Di Alberto Maggi (@AlbertoMaggi74)
Dopo un lungo silenzio, Giulio Tremonti, senatore eletto con la Lega, parla con Affaritaliani.it delle imminenti elezioni del 25 maggio. L’ex ministro dell’Economia affronta i temi chiave sul tappeto: dall’astensione al cosiddetto populismo, passando per la proposta del Carroccio e della Le Pen di uscire dall’euro. Leggi l’intervista.
Come vede le elezioni europee del 25 maggio?
“Ad oggi è piuttosto facile prevedere che non saranno elezioni normali o banali. Per cominciare il partito prevalente pare essere quello dell’astensione. Un’astensione che non è benevola, non è laissez-faire, non è delega in bianco. All’opposto un’astensione ostile. Troppo in fretta è cresciuta e di troppo per considerarla fisiologica.
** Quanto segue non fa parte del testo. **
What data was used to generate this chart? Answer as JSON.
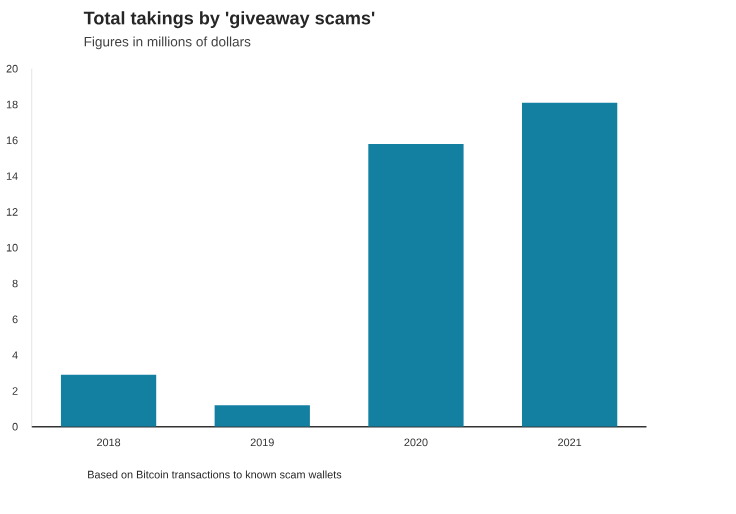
{
  "chart_data": {
    "type": "bar",
    "title": "Total takings by 'giveaway scams'",
    "subtitle": "Figures in millions of dollars",
    "categories": [
      "2018",
      "2019",
      "2020",
      "2021"
    ],
    "values": [
      2.9,
      1.2,
      15.8,
      18.1
    ],
    "color": "#1380a1",
    "ylim": [
      0,
      20
    ],
    "yticks": [
      0,
      2,
      4,
      6,
      8,
      10,
      12,
      14,
      16,
      18,
      20
    ],
    "grid": false,
    "annotations": [
      "Based on Bitcoin transactions to known scam wallets"
    ]
  }
}
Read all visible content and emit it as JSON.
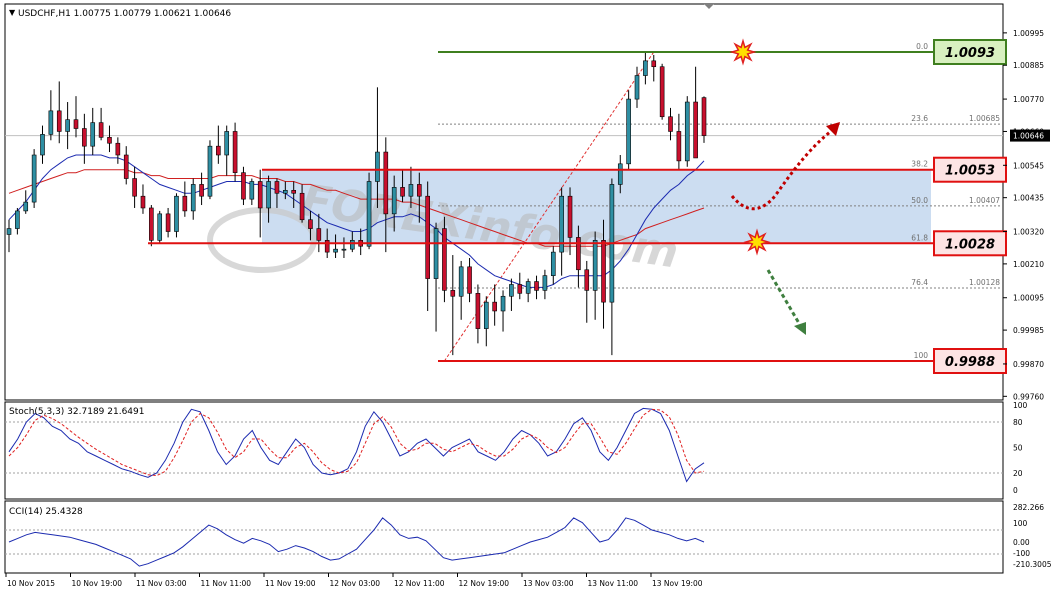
{
  "chart_data": {
    "type": "candlestick",
    "symbol_header": "USDCHF,H1  1.00775 1.00779 1.00621 1.00646",
    "ylim": [
      0.9976,
      1.0104
    ],
    "price_ticks": [
      "1.00995",
      "1.00885",
      "1.00770",
      "1.00660",
      "1.00545",
      "1.00435",
      "1.00320",
      "1.00210",
      "1.00095",
      "0.99985",
      "0.99870",
      "0.99760"
    ],
    "price_tick_values": [
      1.00995,
      1.00885,
      1.0077,
      1.0066,
      1.00545,
      1.00435,
      1.0032,
      1.0021,
      1.00095,
      0.99985,
      0.9987,
      0.9976
    ],
    "current_price": "1.00646",
    "time_labels": [
      "10 Nov 2015",
      "10 Nov 19:00",
      "11 Nov 03:00",
      "11 Nov 11:00",
      "11 Nov 19:00",
      "12 Nov 03:00",
      "12 Nov 11:00",
      "12 Nov 19:00",
      "13 Nov 03:00",
      "13 Nov 11:00",
      "13 Nov 19:00"
    ],
    "candles": [
      {
        "o": 1.0031,
        "h": 1.0036,
        "l": 1.0025,
        "c": 1.0033
      },
      {
        "o": 1.0033,
        "h": 1.004,
        "l": 1.0031,
        "c": 1.0039
      },
      {
        "o": 1.0039,
        "h": 1.0046,
        "l": 1.0038,
        "c": 1.0042
      },
      {
        "o": 1.0042,
        "h": 1.006,
        "l": 1.004,
        "c": 1.0058
      },
      {
        "o": 1.0058,
        "h": 1.0068,
        "l": 1.0055,
        "c": 1.0065
      },
      {
        "o": 1.0065,
        "h": 1.008,
        "l": 1.0063,
        "c": 1.0073
      },
      {
        "o": 1.0073,
        "h": 1.0083,
        "l": 1.0062,
        "c": 1.0066
      },
      {
        "o": 1.0066,
        "h": 1.0076,
        "l": 1.006,
        "c": 1.007
      },
      {
        "o": 1.007,
        "h": 1.0078,
        "l": 1.0064,
        "c": 1.0067
      },
      {
        "o": 1.0067,
        "h": 1.0072,
        "l": 1.0055,
        "c": 1.0061
      },
      {
        "o": 1.0061,
        "h": 1.0074,
        "l": 1.0058,
        "c": 1.0069
      },
      {
        "o": 1.0069,
        "h": 1.0074,
        "l": 1.0063,
        "c": 1.0064
      },
      {
        "o": 1.0064,
        "h": 1.0068,
        "l": 1.0059,
        "c": 1.0062
      },
      {
        "o": 1.0062,
        "h": 1.0064,
        "l": 1.0055,
        "c": 1.0058
      },
      {
        "o": 1.0058,
        "h": 1.0061,
        "l": 1.0048,
        "c": 1.005
      },
      {
        "o": 1.005,
        "h": 1.0054,
        "l": 1.004,
        "c": 1.0044
      },
      {
        "o": 1.0044,
        "h": 1.0048,
        "l": 1.0038,
        "c": 1.004
      },
      {
        "o": 1.004,
        "h": 1.0041,
        "l": 1.0027,
        "c": 1.0029
      },
      {
        "o": 1.0029,
        "h": 1.0039,
        "l": 1.0028,
        "c": 1.0038
      },
      {
        "o": 1.0038,
        "h": 1.004,
        "l": 1.003,
        "c": 1.0032
      },
      {
        "o": 1.0032,
        "h": 1.0045,
        "l": 1.003,
        "c": 1.0044
      },
      {
        "o": 1.0044,
        "h": 1.0049,
        "l": 1.0037,
        "c": 1.0039
      },
      {
        "o": 1.0039,
        "h": 1.005,
        "l": 1.0036,
        "c": 1.0048
      },
      {
        "o": 1.0048,
        "h": 1.0052,
        "l": 1.0041,
        "c": 1.0044
      },
      {
        "o": 1.0044,
        "h": 1.0063,
        "l": 1.0043,
        "c": 1.0061
      },
      {
        "o": 1.0061,
        "h": 1.0068,
        "l": 1.0055,
        "c": 1.0058
      },
      {
        "o": 1.0058,
        "h": 1.0068,
        "l": 1.0051,
        "c": 1.0066
      },
      {
        "o": 1.0066,
        "h": 1.0069,
        "l": 1.0049,
        "c": 1.0052
      },
      {
        "o": 1.0052,
        "h": 1.0054,
        "l": 1.0041,
        "c": 1.0043
      },
      {
        "o": 1.0043,
        "h": 1.005,
        "l": 1.0041,
        "c": 1.0049
      },
      {
        "o": 1.0049,
        "h": 1.0053,
        "l": 1.003,
        "c": 1.004
      },
      {
        "o": 1.004,
        "h": 1.0051,
        "l": 1.0035,
        "c": 1.0049
      },
      {
        "o": 1.0049,
        "h": 1.005,
        "l": 1.004,
        "c": 1.0045
      },
      {
        "o": 1.0045,
        "h": 1.0049,
        "l": 1.0043,
        "c": 1.0046
      },
      {
        "o": 1.0046,
        "h": 1.0049,
        "l": 1.004,
        "c": 1.0045
      },
      {
        "o": 1.0045,
        "h": 1.0048,
        "l": 1.0035,
        "c": 1.0036
      },
      {
        "o": 1.0036,
        "h": 1.0039,
        "l": 1.0029,
        "c": 1.0033
      },
      {
        "o": 1.0033,
        "h": 1.0038,
        "l": 1.0025,
        "c": 1.0029
      },
      {
        "o": 1.0029,
        "h": 1.0033,
        "l": 1.0023,
        "c": 1.0025
      },
      {
        "o": 1.0025,
        "h": 1.0031,
        "l": 1.0023,
        "c": 1.0026
      },
      {
        "o": 1.0026,
        "h": 1.003,
        "l": 1.0023,
        "c": 1.0026
      },
      {
        "o": 1.0026,
        "h": 1.0032,
        "l": 1.0025,
        "c": 1.0029
      },
      {
        "o": 1.0029,
        "h": 1.0033,
        "l": 1.0024,
        "c": 1.0027
      },
      {
        "o": 1.0027,
        "h": 1.0052,
        "l": 1.0026,
        "c": 1.0049
      },
      {
        "o": 1.0049,
        "h": 1.0081,
        "l": 1.004,
        "c": 1.0059
      },
      {
        "o": 1.0059,
        "h": 1.0064,
        "l": 1.0025,
        "c": 1.0038
      },
      {
        "o": 1.0038,
        "h": 1.0051,
        "l": 1.0032,
        "c": 1.0047
      },
      {
        "o": 1.0047,
        "h": 1.0053,
        "l": 1.0042,
        "c": 1.0044
      },
      {
        "o": 1.0044,
        "h": 1.0054,
        "l": 1.004,
        "c": 1.0048
      },
      {
        "o": 1.0048,
        "h": 1.0052,
        "l": 1.0035,
        "c": 1.0044
      },
      {
        "o": 1.0044,
        "h": 1.0049,
        "l": 1.0005,
        "c": 1.0016
      },
      {
        "o": 1.0016,
        "h": 1.0035,
        "l": 0.9998,
        "c": 1.0033
      },
      {
        "o": 1.0033,
        "h": 1.0037,
        "l": 1.0008,
        "c": 1.0012
      },
      {
        "o": 1.0012,
        "h": 1.0024,
        "l": 0.999,
        "c": 1.001
      },
      {
        "o": 1.001,
        "h": 1.0022,
        "l": 1.0002,
        "c": 1.002
      },
      {
        "o": 1.002,
        "h": 1.0023,
        "l": 1.0008,
        "c": 1.0011
      },
      {
        "o": 1.0011,
        "h": 1.0014,
        "l": 0.9994,
        "c": 0.9999
      },
      {
        "o": 0.9999,
        "h": 1.001,
        "l": 0.9993,
        "c": 1.0008
      },
      {
        "o": 1.0008,
        "h": 1.0014,
        "l": 1.0,
        "c": 1.0005
      },
      {
        "o": 1.0005,
        "h": 1.0012,
        "l": 0.9998,
        "c": 1.001
      },
      {
        "o": 1.001,
        "h": 1.0016,
        "l": 1.0005,
        "c": 1.0014
      },
      {
        "o": 1.0014,
        "h": 1.0018,
        "l": 1.0009,
        "c": 1.0011
      },
      {
        "o": 1.0011,
        "h": 1.0016,
        "l": 1.0008,
        "c": 1.0015
      },
      {
        "o": 1.0015,
        "h": 1.0017,
        "l": 1.0009,
        "c": 1.0012
      },
      {
        "o": 1.0012,
        "h": 1.0019,
        "l": 1.0009,
        "c": 1.0017
      },
      {
        "o": 1.0017,
        "h": 1.0027,
        "l": 1.0014,
        "c": 1.0025
      },
      {
        "o": 1.0025,
        "h": 1.0047,
        "l": 1.0017,
        "c": 1.0044
      },
      {
        "o": 1.0044,
        "h": 1.0047,
        "l": 1.0024,
        "c": 1.003
      },
      {
        "o": 1.003,
        "h": 1.0034,
        "l": 1.0013,
        "c": 1.0019
      },
      {
        "o": 1.0019,
        "h": 1.0022,
        "l": 1.0001,
        "c": 1.0012
      },
      {
        "o": 1.0012,
        "h": 1.0032,
        "l": 1.0002,
        "c": 1.0029
      },
      {
        "o": 1.0029,
        "h": 1.0036,
        "l": 0.9999,
        "c": 1.0008
      },
      {
        "o": 1.0008,
        "h": 1.005,
        "l": 0.999,
        "c": 1.0048
      },
      {
        "o": 1.0048,
        "h": 1.0058,
        "l": 1.0045,
        "c": 1.0055
      },
      {
        "o": 1.0055,
        "h": 1.008,
        "l": 1.0053,
        "c": 1.0077
      },
      {
        "o": 1.0077,
        "h": 1.0088,
        "l": 1.0074,
        "c": 1.0085
      },
      {
        "o": 1.0085,
        "h": 1.0093,
        "l": 1.0082,
        "c": 1.009
      },
      {
        "o": 1.009,
        "h": 1.0092,
        "l": 1.0083,
        "c": 1.0088
      },
      {
        "o": 1.0088,
        "h": 1.0089,
        "l": 1.007,
        "c": 1.0071
      },
      {
        "o": 1.0071,
        "h": 1.0074,
        "l": 1.0063,
        "c": 1.0066
      },
      {
        "o": 1.0066,
        "h": 1.0072,
        "l": 1.0053,
        "c": 1.0056
      },
      {
        "o": 1.0056,
        "h": 1.0078,
        "l": 1.0054,
        "c": 1.0076
      },
      {
        "o": 1.0076,
        "h": 1.0088,
        "l": 1.0058,
        "c": 1.0057
      },
      {
        "o": 1.00775,
        "h": 1.00779,
        "l": 1.00621,
        "c": 1.00646
      }
    ],
    "ma_blue": [
      1.0036,
      1.0039,
      1.0042,
      1.0046,
      1.005,
      1.0053,
      1.0055,
      1.0057,
      1.0058,
      1.0058,
      1.0058,
      1.0058,
      1.0057,
      1.0057,
      1.0056,
      1.0054,
      1.0052,
      1.005,
      1.0048,
      1.0047,
      1.0046,
      1.0045,
      1.0045,
      1.0046,
      1.0047,
      1.0048,
      1.0049,
      1.0049,
      1.0049,
      1.0048,
      1.0048,
      1.0047,
      1.0046,
      1.0045,
      1.0043,
      1.0041,
      1.0039,
      1.0037,
      1.0035,
      1.0034,
      1.0033,
      1.0032,
      1.0032,
      1.0033,
      1.0035,
      1.0036,
      1.0037,
      1.0037,
      1.0038,
      1.0037,
      1.0035,
      1.0033,
      1.003,
      1.0028,
      1.0026,
      1.0024,
      1.0021,
      1.0019,
      1.0017,
      1.0016,
      1.0015,
      1.0014,
      1.0013,
      1.0013,
      1.0013,
      1.0014,
      1.0016,
      1.0017,
      1.0017,
      1.0017,
      1.0017,
      1.0017,
      1.0019,
      1.0022,
      1.0026,
      1.0031,
      1.0036,
      1.004,
      1.0043,
      1.0046,
      1.0048,
      1.0051,
      1.0053,
      1.0056
    ],
    "ma_red": [
      1.0045,
      1.0046,
      1.0047,
      1.0048,
      1.0049,
      1.005,
      1.0051,
      1.0052,
      1.0052,
      1.0053,
      1.0053,
      1.0053,
      1.0053,
      1.0053,
      1.0053,
      1.0052,
      1.0052,
      1.0051,
      1.0051,
      1.005,
      1.005,
      1.005,
      1.005,
      1.005,
      1.005,
      1.0051,
      1.0051,
      1.0051,
      1.0051,
      1.0051,
      1.005,
      1.005,
      1.005,
      1.0049,
      1.0049,
      1.0048,
      1.0048,
      1.0047,
      1.0046,
      1.0046,
      1.0045,
      1.0044,
      1.0043,
      1.0043,
      1.0043,
      1.0043,
      1.0043,
      1.0042,
      1.0042,
      1.0041,
      1.004,
      1.0039,
      1.0038,
      1.0037,
      1.0036,
      1.0035,
      1.0034,
      1.0033,
      1.0032,
      1.0031,
      1.003,
      1.0029,
      1.0028,
      1.0028,
      1.0027,
      1.0027,
      1.0027,
      1.0027,
      1.0027,
      1.0027,
      1.0027,
      1.0027,
      1.0028,
      1.0029,
      1.003,
      1.0031,
      1.0033,
      1.0034,
      1.0035,
      1.0036,
      1.0037,
      1.0038,
      1.0039,
      1.004
    ],
    "levels": [
      {
        "value": 1.0093,
        "label": "1.0093",
        "kind": "target-high"
      },
      {
        "value": 1.0053,
        "label": "1.0053",
        "kind": "resistance"
      },
      {
        "value": 1.0028,
        "label": "1.0028",
        "kind": "support"
      },
      {
        "value": 0.9988,
        "label": "0.9988",
        "kind": "low"
      }
    ],
    "fibonacci": [
      {
        "pct": "0.0",
        "value": 1.0093,
        "price": ""
      },
      {
        "pct": "23.6",
        "value": 1.00685,
        "price": "1.00685"
      },
      {
        "pct": "38.2",
        "value": 1.0053,
        "price": ""
      },
      {
        "pct": "50.0",
        "value": 1.00407,
        "price": "1.00407"
      },
      {
        "pct": "61.8",
        "value": 1.0028,
        "price": ""
      },
      {
        "pct": "76.4",
        "value": 1.00128,
        "price": "1.00128"
      },
      {
        "pct": "100",
        "value": 0.9988,
        "price": ""
      }
    ],
    "zone": {
      "from": 1.0028,
      "to": 1.0053,
      "color": "#c6d9f0"
    },
    "watermark": "FOREXinfo.com",
    "stoch": {
      "label": "Stoch(5,3,3) 32.7189 21.6491",
      "ticks": [
        "100",
        "80",
        "50",
        "20",
        "0"
      ],
      "tick_values": [
        100,
        80,
        50,
        20,
        0
      ],
      "main": [
        45,
        60,
        80,
        90,
        85,
        75,
        70,
        60,
        55,
        45,
        40,
        35,
        30,
        25,
        22,
        18,
        15,
        20,
        35,
        55,
        80,
        95,
        92,
        70,
        45,
        30,
        40,
        60,
        70,
        50,
        35,
        30,
        45,
        60,
        50,
        30,
        20,
        18,
        20,
        25,
        45,
        75,
        92,
        80,
        60,
        40,
        45,
        55,
        60,
        50,
        40,
        50,
        55,
        60,
        45,
        40,
        35,
        45,
        60,
        70,
        65,
        55,
        40,
        45,
        60,
        78,
        85,
        70,
        45,
        35,
        50,
        70,
        90,
        96,
        95,
        90,
        70,
        40,
        10,
        25,
        32
      ],
      "signal": [
        40,
        50,
        65,
        82,
        88,
        84,
        78,
        70,
        62,
        55,
        48,
        42,
        36,
        30,
        26,
        22,
        18,
        17,
        22,
        38,
        58,
        80,
        90,
        85,
        68,
        48,
        38,
        45,
        60,
        60,
        48,
        38,
        38,
        50,
        55,
        45,
        32,
        24,
        20,
        22,
        32,
        55,
        78,
        86,
        74,
        55,
        46,
        48,
        55,
        55,
        48,
        45,
        50,
        55,
        52,
        45,
        40,
        40,
        48,
        60,
        65,
        60,
        50,
        44,
        50,
        65,
        78,
        78,
        62,
        45,
        42,
        55,
        72,
        88,
        95,
        94,
        86,
        65,
        35,
        20,
        22
      ]
    },
    "cci": {
      "label": "CCI(14) 25.4328",
      "ticks": [
        "282.266",
        "100",
        "0.00",
        "-100",
        "-210.3005"
      ],
      "tick_values": [
        282.266,
        100,
        0,
        -100,
        -210.3005
      ],
      "values": [
        0,
        30,
        60,
        80,
        70,
        60,
        50,
        40,
        20,
        0,
        -20,
        -50,
        -80,
        -110,
        -140,
        -200,
        -180,
        -150,
        -120,
        -90,
        -40,
        20,
        80,
        140,
        110,
        60,
        20,
        -10,
        30,
        10,
        -20,
        -80,
        -60,
        -30,
        -50,
        -80,
        -120,
        -150,
        -140,
        -100,
        -60,
        20,
        100,
        200,
        140,
        60,
        30,
        40,
        10,
        -60,
        -130,
        -150,
        -140,
        -130,
        -120,
        -110,
        -100,
        -90,
        -60,
        -30,
        0,
        20,
        40,
        80,
        120,
        200,
        160,
        80,
        0,
        20,
        100,
        200,
        180,
        140,
        100,
        80,
        60,
        30,
        10,
        30,
        0
      ]
    },
    "annotations": [
      {
        "kind": "arrow-up",
        "color": "#c00000"
      },
      {
        "kind": "arrow-down",
        "color": "#3f7f3f"
      }
    ]
  }
}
Navigando sulla rete i segni di un “tumulto” alla Spinoza sono troppo forti e diffusi per essere definiti in modo diverso da un generale sentimento di “riot””.
Oltre all’astensione ci sono poi anche gli euroscettici…
“C’è poi più o meno omogeneo l’altro blocco del “contro-voto”. Quello annunciato in favore dei partiti variamente definiti come “populisti”. Le due famiglie politiche classiche, quella popolare e quella socialista, sommate insieme non fanno dunque la maggioranza degli europei. Se lei guida un’automobile e incontra una montagna non segnata sulla carta geografica si pone una domanda: è sbagliata la carta geografica o è sbagliata la montagna? La politica europea classica tende a dire che è sbagliata la montagna, che a sbagliare sono i popoli. Ciò è curioso soprattuto quando ai popoli vai a chiedere il voto. In realtà l’errore non sta nei popoli, sta in questo modo di vedere e vivere la politica. La politica in Europa si è troppo identificata con l’economia, l’economia con la finanza, la finanza con la moneta. E’ così che una parte ha finito per credersi come il tutto. Questa una “sineddoche” sbagliata. All’opposto la politica deve essere o tornare ad essere sviluppata su un catalogo di valori: dalla paura alla speranza, dalla tradizione al futuro. Deve essere marcata una differenza tra questo catalogo di valori politici e un listino di borsa”.
Secondo lei, l’Italia dovrebbe uscire dall’euro?
“Una volta la minaccia era ‘vi cacciamo dall’euro’. Oggi la minaccia è ‘vi teniamo nell’euro’. Fuori da questa drammatica alternativa, prima di arrivarci, è essenziale e vitale proporre uno schema alternativo: cambiare le condizioni attuali di permanenza. Ad esempio cambiare il cambio. Nel mondo l’euro è l’unica grande moneta passiva, una moneta che subisce il cambio determinato e certo non a suo vantaggio dal dollaro e dal renminbi. Un cambio che spinge l’euro verso l’alto fa comunque bene alla Germania che importa con moneta forte ed esporta prodotti forti che i mercati domandano a prescindere dal cambio. Non è così per le altre economie, certamente non è così per la nostra”.